Updated: September 12, 2013 6:09AM
Chicago’s LGBTQ businesses have overcome the same types of institutionalized discrimination as other minority groups, persevering in the face of police raids and bureaucratic hassles until they gained enough clout to fight back.
Timothy Stewart-Winter, a former Andersonville and Edgewater resident who got his doctorate at the University of Chicago and now teaches history at Rutgers University in Newark, N.J., is writing a book about the rise of urban gay politics in Chicago, in which he says running a small business catering to gays or lesbians “used to entail so many additional risks, you had to have unusual courage or mob connections or both.”
He credits the late Mayor Harold Washington with providing an unexpected “crucial turning point” in allowing the LGBTQ community to emerge as a political force.
“Designating Boystown as the center of gay Chicago politics helped mobilize a particular kind of gay voter — often, though not always progressive, even as it marginalized queers of color,” he said.

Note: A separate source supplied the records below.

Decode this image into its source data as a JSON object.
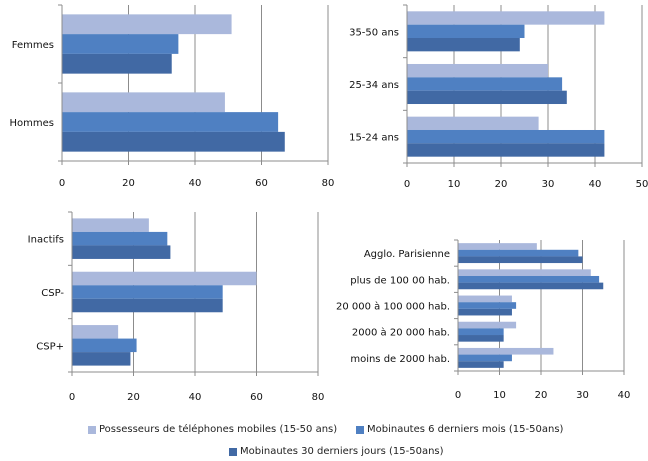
{
  "colors": {
    "series1": "#aab8dc",
    "series2": "#4f80c2",
    "series3": "#4169a4",
    "grid": "#8c8c8c"
  },
  "legend": [
    "Possesseurs de téléphones mobiles (15-50 ans)",
    "Mobinautes 6 derniers mois (15-50ans)",
    "Mobinautes 30 derniers jours (15-50ans)"
  ],
  "chart_data": [
    {
      "type": "bar",
      "orientation": "horizontal",
      "title": "",
      "categories": [
        "Femmes",
        "Hommes"
      ],
      "series": [
        {
          "name": "Possesseurs de téléphones mobiles (15-50 ans)",
          "values": [
            51,
            49
          ]
        },
        {
          "name": "Mobinautes 6 derniers mois (15-50ans)",
          "values": [
            35,
            65
          ]
        },
        {
          "name": "Mobinautes 30 derniers jours (15-50ans)",
          "values": [
            33,
            67
          ]
        }
      ],
      "xlim": [
        0,
        80
      ],
      "xticks": [
        "0",
        "20",
        "40",
        "60",
        "80"
      ],
      "grid": true
    },
    {
      "type": "bar",
      "orientation": "horizontal",
      "title": "",
      "categories": [
        "35-50 ans",
        "25-34 ans",
        "15-24 ans"
      ],
      "series": [
        {
          "name": "Possesseurs de téléphones mobiles (15-50 ans)",
          "values": [
            42,
            30,
            28
          ]
        },
        {
          "name": "Mobinautes 6 derniers mois (15-50ans)",
          "values": [
            25,
            33,
            42
          ]
        },
        {
          "name": "Mobinautes 30 derniers jours (15-50ans)",
          "values": [
            24,
            34,
            42
          ]
        }
      ],
      "xlim": [
        0,
        50
      ],
      "xticks": [
        "0",
        "10",
        "20",
        "30",
        "40",
        "50"
      ],
      "grid": true
    },
    {
      "type": "bar",
      "orientation": "horizontal",
      "title": "",
      "categories": [
        "Inactifs",
        "CSP-",
        "CSP+"
      ],
      "series": [
        {
          "name": "Possesseurs de téléphones mobiles (15-50 ans)",
          "values": [
            25,
            60,
            15
          ]
        },
        {
          "name": "Mobinautes 6 derniers mois (15-50ans)",
          "values": [
            31,
            49,
            21
          ]
        },
        {
          "name": "Mobinautes 30 derniers jours (15-50ans)",
          "values": [
            32,
            49,
            19
          ]
        }
      ],
      "xlim": [
        0,
        80
      ],
      "xticks": [
        "0",
        "20",
        "40",
        "60",
        "80"
      ],
      "grid": true
    },
    {
      "type": "bar",
      "orientation": "horizontal",
      "title": "",
      "categories": [
        "Agglo. Parisienne",
        "plus de 100 00 hab.",
        "20 000 à 100 000 hab.",
        "2000 à 20 000 hab.",
        "moins de 2000 hab."
      ],
      "series": [
        {
          "name": "Possesseurs de téléphones mobiles (15-50 ans)",
          "values": [
            19,
            32,
            13,
            14,
            23
          ]
        },
        {
          "name": "Mobinautes 6 derniers mois (15-50ans)",
          "values": [
            29,
            34,
            14,
            11,
            13
          ]
        },
        {
          "name": "Mobinautes 30 derniers jours (15-50ans)",
          "values": [
            30,
            35,
            13,
            11,
            11
          ]
        }
      ],
      "xlim": [
        0,
        40
      ],
      "xticks": [
        "0",
        "10",
        "20",
        "30",
        "40"
      ],
      "grid": true
    }
  ]
}
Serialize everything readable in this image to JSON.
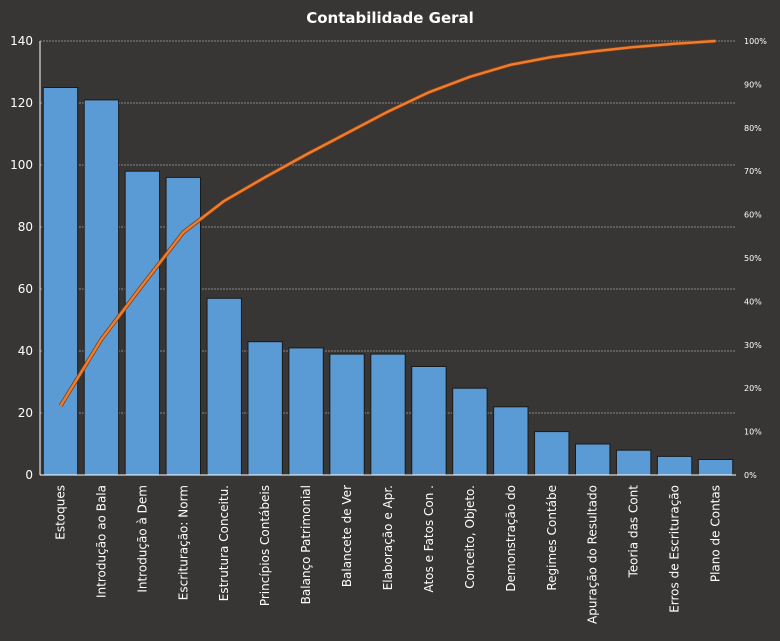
{
  "chart_data": {
    "type": "bar",
    "subtype": "pareto",
    "title": "Contabilidade  Geral",
    "categories": [
      "Estoques",
      "Introdução  ao Bala",
      "Introdução  à Dem",
      "Escrituração: Norm",
      "Estrutura  Conceitu.",
      "Princípios Contábeis",
      "Balanço Patrimonial",
      "Balancete de Ver",
      "Elaboração e Apr.",
      "Atos e Fatos Con .",
      "Conceito, Objeto.",
      "Demonstração do",
      "Regimes Contábe",
      "Apuração do Resultado",
      "Teoria das Cont",
      "Erros de Escrituração",
      "Plano de Contas"
    ],
    "values": [
      125,
      121,
      98,
      96,
      57,
      43,
      41,
      39,
      39,
      35,
      28,
      22,
      14,
      10,
      8,
      6,
      5
    ],
    "cumulative_percent_series": "computed from values",
    "ylim": [
      0,
      140
    ],
    "yticks": [
      "0",
      "20",
      "40",
      "60",
      "80",
      "100",
      "120",
      "140"
    ],
    "y2lim": [
      0,
      100
    ],
    "y2ticks": [
      "0%",
      "10%",
      "20%",
      "30%",
      "40%",
      "50%",
      "60%",
      "70%",
      "80%",
      "90%",
      "100%"
    ],
    "grid": true,
    "colors": {
      "bar": "#5b9bd5",
      "line": "#ed7d31",
      "background": "#383634",
      "grid": "#d9d9d9"
    }
  }
}
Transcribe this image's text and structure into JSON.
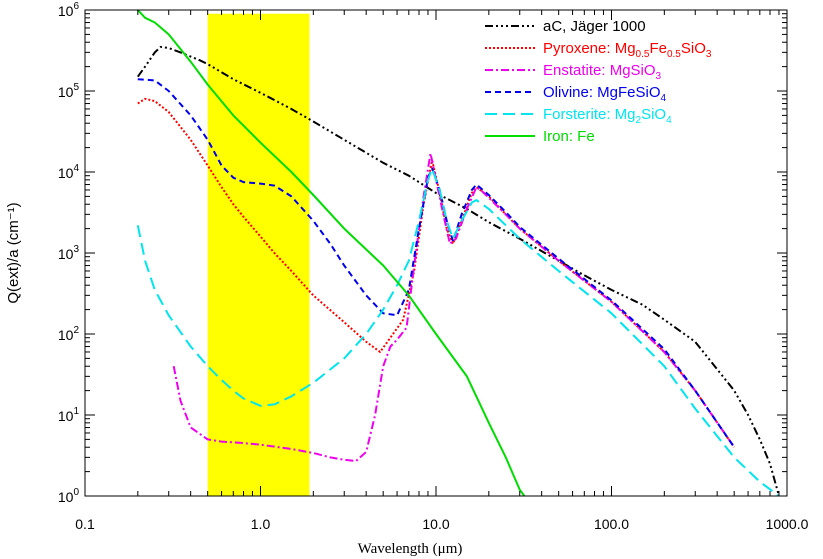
{
  "chart_data": {
    "type": "line",
    "xlabel": "Wavelength (μm)",
    "ylabel": "Q(ext)/a (cm⁻¹)",
    "xscale": "log",
    "yscale": "log",
    "xlim": [
      0.1,
      1000
    ],
    "ylim": [
      1,
      1000000
    ],
    "grid": false,
    "legend_position": "top-right",
    "x_ticks": [
      {
        "value": 0.1,
        "label": "0.1"
      },
      {
        "value": 1,
        "label": "1.0"
      },
      {
        "value": 10,
        "label": "10.0"
      },
      {
        "value": 100,
        "label": "100.0"
      },
      {
        "value": 1000,
        "label": "1000.0"
      }
    ],
    "y_ticks": [
      {
        "value": 1,
        "base": "10",
        "exp": "0"
      },
      {
        "value": 10,
        "base": "10",
        "exp": "1"
      },
      {
        "value": 100,
        "base": "10",
        "exp": "2"
      },
      {
        "value": 1000,
        "base": "10",
        "exp": "3"
      },
      {
        "value": 10000,
        "base": "10",
        "exp": "4"
      },
      {
        "value": 100000,
        "base": "10",
        "exp": "5"
      },
      {
        "value": 1000000,
        "base": "10",
        "exp": "6"
      }
    ],
    "highlight_band": {
      "x_start": 0.5,
      "x_end": 1.9,
      "y_start": 1,
      "y_end": 900000,
      "color": "#ffff00"
    },
    "series": [
      {
        "name_parts": [
          {
            "t": "aC, Jäger 1000"
          }
        ],
        "color": "#000000",
        "dash": "8,3,2,3,2,3,2,3",
        "points": [
          [
            0.2,
            150000
          ],
          [
            0.22,
            200000
          ],
          [
            0.25,
            300000
          ],
          [
            0.27,
            350000
          ],
          [
            0.3,
            340000
          ],
          [
            0.35,
            300000
          ],
          [
            0.45,
            240000
          ],
          [
            0.5,
            215000
          ],
          [
            0.7,
            140000
          ],
          [
            1,
            95000
          ],
          [
            1.5,
            60000
          ],
          [
            2,
            42000
          ],
          [
            3,
            25000
          ],
          [
            5,
            13000
          ],
          [
            7,
            9000
          ],
          [
            10,
            5500
          ],
          [
            15,
            3500
          ],
          [
            20,
            2400
          ],
          [
            30,
            1500
          ],
          [
            50,
            800
          ],
          [
            70,
            530
          ],
          [
            100,
            350
          ],
          [
            150,
            230
          ],
          [
            200,
            150
          ],
          [
            300,
            80
          ],
          [
            500,
            20
          ],
          [
            600,
            10
          ],
          [
            700,
            5
          ],
          [
            800,
            2.5
          ],
          [
            900,
            1
          ]
        ]
      },
      {
        "name_parts": [
          {
            "t": "Pyroxene: Mg"
          },
          {
            "t": "0.5",
            "s": "sub"
          },
          {
            "t": "Fe"
          },
          {
            "t": "0.5",
            "s": "sub"
          },
          {
            "t": "SiO"
          },
          {
            "t": "3",
            "s": "sub"
          }
        ],
        "color": "#ff0000",
        "dash": "2,2",
        "points": [
          [
            0.2,
            70000
          ],
          [
            0.22,
            80000
          ],
          [
            0.25,
            75000
          ],
          [
            0.3,
            55000
          ],
          [
            0.4,
            25000
          ],
          [
            0.5,
            12000
          ],
          [
            0.6,
            6500
          ],
          [
            0.7,
            4000
          ],
          [
            0.8,
            2800
          ],
          [
            1,
            1600
          ],
          [
            1.2,
            1000
          ],
          [
            1.5,
            600
          ],
          [
            2,
            300
          ],
          [
            3,
            140
          ],
          [
            4,
            80
          ],
          [
            4.8,
            60
          ],
          [
            5.5,
            90
          ],
          [
            6.5,
            150
          ],
          [
            7.5,
            600
          ],
          [
            8.5,
            4000
          ],
          [
            9.5,
            14000
          ],
          [
            10.5,
            5500
          ],
          [
            11.5,
            2000
          ],
          [
            12.5,
            1300
          ],
          [
            14,
            2500
          ],
          [
            16,
            5500
          ],
          [
            17,
            6500
          ],
          [
            20,
            5000
          ],
          [
            25,
            3000
          ],
          [
            30,
            2000
          ],
          [
            50,
            800
          ],
          [
            100,
            250
          ],
          [
            200,
            60
          ],
          [
            300,
            20
          ],
          [
            500,
            4
          ]
        ]
      },
      {
        "name_parts": [
          {
            "t": "Enstatite: MgSiO"
          },
          {
            "t": "3",
            "s": "sub"
          }
        ],
        "color": "#ee00ee",
        "dash": "8,3,2,3",
        "points": [
          [
            0.32,
            40
          ],
          [
            0.35,
            15
          ],
          [
            0.4,
            7
          ],
          [
            0.5,
            5
          ],
          [
            0.6,
            4.7
          ],
          [
            0.8,
            4.5
          ],
          [
            1,
            4.3
          ],
          [
            1.5,
            3.8
          ],
          [
            2,
            3.4
          ],
          [
            2.5,
            3
          ],
          [
            3,
            2.8
          ],
          [
            3.5,
            2.7
          ],
          [
            4,
            3.5
          ],
          [
            4.5,
            10
          ],
          [
            5,
            40
          ],
          [
            5.5,
            70
          ],
          [
            6,
            85
          ],
          [
            6.8,
            120
          ],
          [
            7.5,
            700
          ],
          [
            8.5,
            5000
          ],
          [
            9.3,
            17000
          ],
          [
            10,
            8000
          ],
          [
            11,
            3000
          ],
          [
            12,
            1300
          ],
          [
            13,
            1500
          ],
          [
            15,
            3500
          ],
          [
            17,
            6500
          ],
          [
            18,
            6000
          ],
          [
            20,
            4800
          ],
          [
            25,
            3000
          ],
          [
            30,
            2000
          ],
          [
            50,
            800
          ],
          [
            100,
            250
          ],
          [
            200,
            60
          ],
          [
            300,
            20
          ],
          [
            500,
            4
          ]
        ]
      },
      {
        "name_parts": [
          {
            "t": "Olivine: MgFeSiO"
          },
          {
            "t": "4",
            "s": "sub"
          }
        ],
        "color": "#0000ee",
        "dash": "6,4",
        "points": [
          [
            0.2,
            140000
          ],
          [
            0.25,
            135000
          ],
          [
            0.3,
            100000
          ],
          [
            0.4,
            50000
          ],
          [
            0.5,
            25000
          ],
          [
            0.6,
            12000
          ],
          [
            0.7,
            8500
          ],
          [
            0.8,
            7500
          ],
          [
            1,
            7200
          ],
          [
            1.2,
            6800
          ],
          [
            1.5,
            5000
          ],
          [
            2,
            2500
          ],
          [
            2.5,
            1300
          ],
          [
            3,
            700
          ],
          [
            4,
            300
          ],
          [
            5,
            180
          ],
          [
            6,
            170
          ],
          [
            7,
            350
          ],
          [
            8,
            2000
          ],
          [
            9,
            8500
          ],
          [
            9.5,
            11000
          ],
          [
            10.5,
            6000
          ],
          [
            11.5,
            2500
          ],
          [
            12.5,
            1400
          ],
          [
            14,
            3000
          ],
          [
            16,
            6000
          ],
          [
            17,
            7000
          ],
          [
            20,
            5200
          ],
          [
            25,
            3200
          ],
          [
            30,
            2100
          ],
          [
            50,
            850
          ],
          [
            100,
            260
          ],
          [
            200,
            65
          ],
          [
            300,
            20
          ],
          [
            500,
            4
          ]
        ]
      },
      {
        "name_parts": [
          {
            "t": "Forsterite: Mg"
          },
          {
            "t": "2",
            "s": "sub"
          },
          {
            "t": "SiO"
          },
          {
            "t": "4",
            "s": "sub"
          }
        ],
        "color": "#00e5ee",
        "dash": "12,6",
        "points": [
          [
            0.2,
            2200
          ],
          [
            0.22,
            800
          ],
          [
            0.25,
            350
          ],
          [
            0.3,
            170
          ],
          [
            0.4,
            70
          ],
          [
            0.5,
            40
          ],
          [
            0.6,
            27
          ],
          [
            0.7,
            20
          ],
          [
            0.8,
            16
          ],
          [
            1,
            13
          ],
          [
            1.2,
            13.5
          ],
          [
            1.5,
            17
          ],
          [
            2,
            25
          ],
          [
            3,
            50
          ],
          [
            4,
            100
          ],
          [
            5,
            200
          ],
          [
            6,
            400
          ],
          [
            7,
            800
          ],
          [
            8,
            2500
          ],
          [
            9,
            8000
          ],
          [
            9.5,
            11000
          ],
          [
            10.5,
            6000
          ],
          [
            11.5,
            2500
          ],
          [
            12.5,
            1500
          ],
          [
            14,
            2500
          ],
          [
            16,
            4200
          ],
          [
            17,
            4500
          ],
          [
            20,
            3500
          ],
          [
            25,
            2200
          ],
          [
            30,
            1500
          ],
          [
            50,
            600
          ],
          [
            100,
            180
          ],
          [
            200,
            40
          ],
          [
            300,
            12
          ],
          [
            500,
            3
          ],
          [
            700,
            1.5
          ],
          [
            900,
            1
          ]
        ]
      },
      {
        "name_parts": [
          {
            "t": "Iron: Fe"
          }
        ],
        "color": "#00dd00",
        "dash": "",
        "points": [
          [
            0.2,
            1000000
          ],
          [
            0.22,
            800000
          ],
          [
            0.25,
            700000
          ],
          [
            0.3,
            500000
          ],
          [
            0.4,
            230000
          ],
          [
            0.5,
            120000
          ],
          [
            0.7,
            50000
          ],
          [
            1,
            23000
          ],
          [
            1.5,
            10000
          ],
          [
            2,
            5200
          ],
          [
            3,
            2000
          ],
          [
            5,
            700
          ],
          [
            7,
            300
          ],
          [
            10,
            100
          ],
          [
            15,
            30
          ],
          [
            20,
            8
          ],
          [
            25,
            3
          ],
          [
            30,
            1.2
          ],
          [
            33,
            0.9
          ]
        ]
      }
    ]
  }
}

“Boystown’s political empowerment made gays and lesbians into a voting bloc that City Hall just couldn’t ignore,” Stewart-Winter said. Timing mattered too. Starting in the 1980s, politicians started recognizing that bar owners could play a key role in mobilizing gay voters, particularly in the 44th, 46th and 48th wards where some of the only wards were up for grabs during the “Council Wars” era.
And while today’s openness to LGBTQ businesses is a given, especially among young people, Stewart-Winter says many more gay businesses are owned by men than by women, and some corporate advertising continues to reinforce stereotypes of gay affluence.